At that time I was permanently keeping doors locked so my husband did not go missing, and on the day from Hell, I was relieved that this was the case. I saw Michael approaching and met him on the other side of the back door, speaking to him through the glass. I told him I couldn’t let him in because his father was too ill. He wouldn’t believe me and prowled around the house for four hours, knocking first on one door, then the other, peering through windows and making threats. He put my car windows through with a brick I later discovered. He was on his way to steal a litre of Vodka from one of the corner shops and was observed doing it by a neighbour. He returned with the Vodka and sat on the garden seat drinking it and then smashed the bottle and self-harmed with it. He was shouting that if his dad was ill, he hoped he died because he was the serial killer from New York, Son of Sam.
He was already drunk when he turned up, so by now it was a wonder he was still standing, but his alcohol tolerance is immense.
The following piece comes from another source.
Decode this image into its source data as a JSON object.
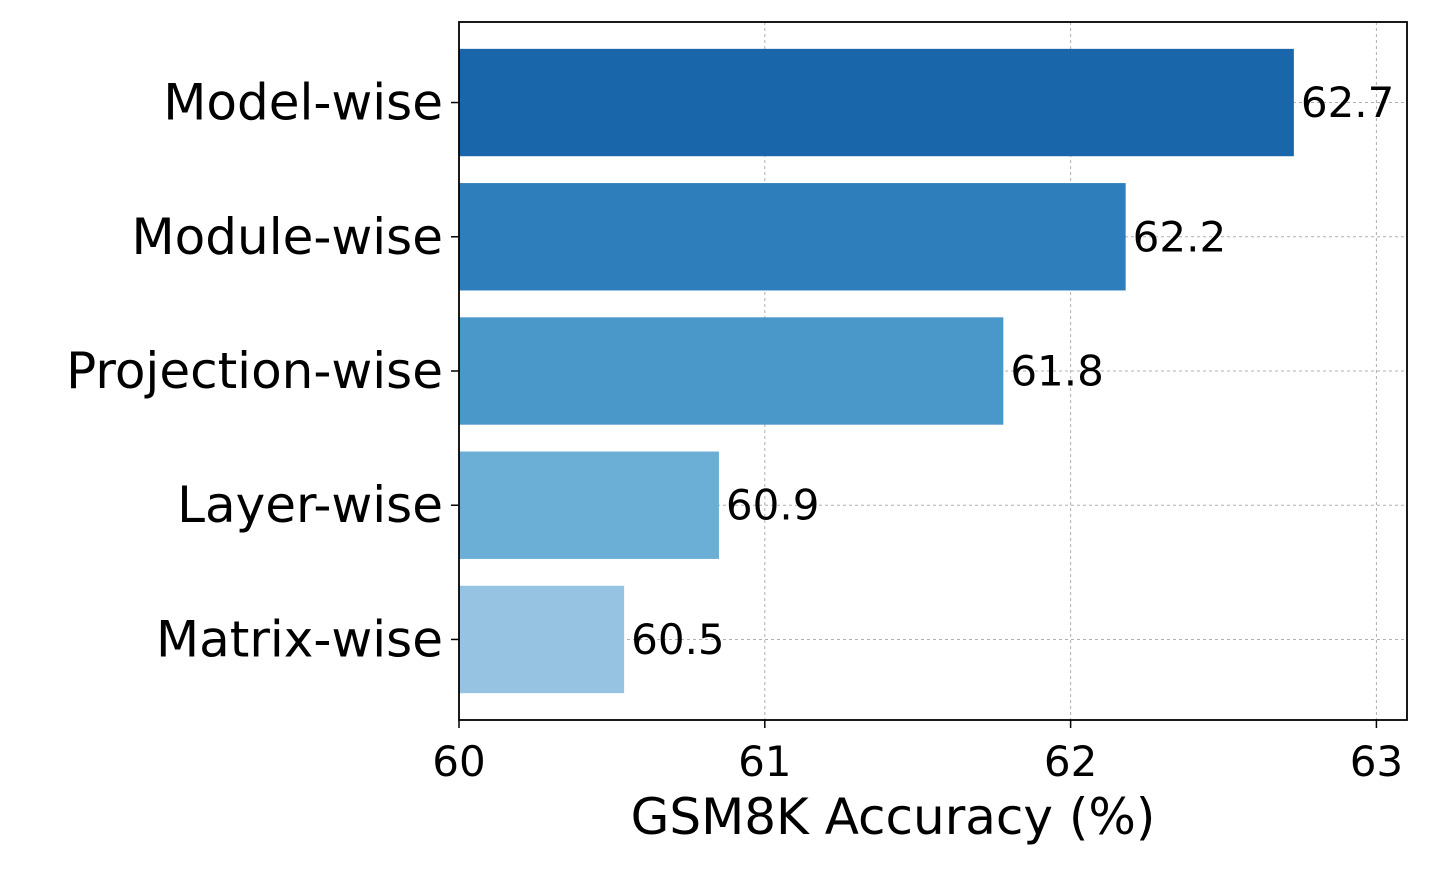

He started to make threats to me about what would happen if I wouldn’t give him money, let him in, get his father to him ……………. reluctantly, I called the police.
It was one of the hardest things I had ever done. Call the police on my own step-son without his father giving the go ahead, but I was just about at my wits end. I am five foot nothing on a good day with a following wind; Michael was six foot two, drunk and menacing. The real Michael is polite, considerate and sensitive, but there was no sign of that boy now. The police picked him up and took him back to the hospital, where thankfully, he was admitted.
Fortunately his father was blissfully unaware of the whole episode, and was still in his dark place when Michael absconded, attacked a girl and was almost arrested. Being sectioned saved him this time, but as the hospital was subjected to an investigation for his escape, they quickly found more appropriate care for him. Ironic really, had they done so previously, the whole sorry episode could have been avoided.
Michael was sent to a Forensic Unit out of area, and there we were given a diagnosis at last. It was now early 2013, it had only taken nearly ten years! He has Schizoaffective Disorder, Paranoia and Anxiety Disorder. This is now ‘official’, so hopefully in the future, we will have less trouble getting help if we need it.
Michael is now doing very well. He is stabilized on Clozipine, used for Schizophrenia and Psychosis, together with a veritable cocktail of other meds, including Antibuse. He has been transferred out of Forensic back to the hospital half an hour away and is coming on overnight leave most weeks, catching a train on his own, staying the night and returning next day. He has enrolled for night school and joined a gym. He has been given a job in a local charity shop and café.
This week he is being transferred out of the hospital into a half-way house, which is on the other side of the town but still under the management of the hospital. There he will live independently but with support staff. This time he does have to engage with them!
The aim is for him to be there for eighteen months, then discharged back home to a flat of his own. I am being positive, I do believe all will be well this time, and I do stamp hard on that little voice deep in my subconscious that tries to say, ‘and then the cycle starts all over again’!!! I must believe all will be well this time; that the help will be there when we need it. Both William and I have developed more and more health issues over these ten years and can no longer go tearing around the town in the wee small hours looking for him or cope with the stresses of his delusions and alcoholism. It WILL be different this time, after all, WE HAVE A DIAGNOSIS!!!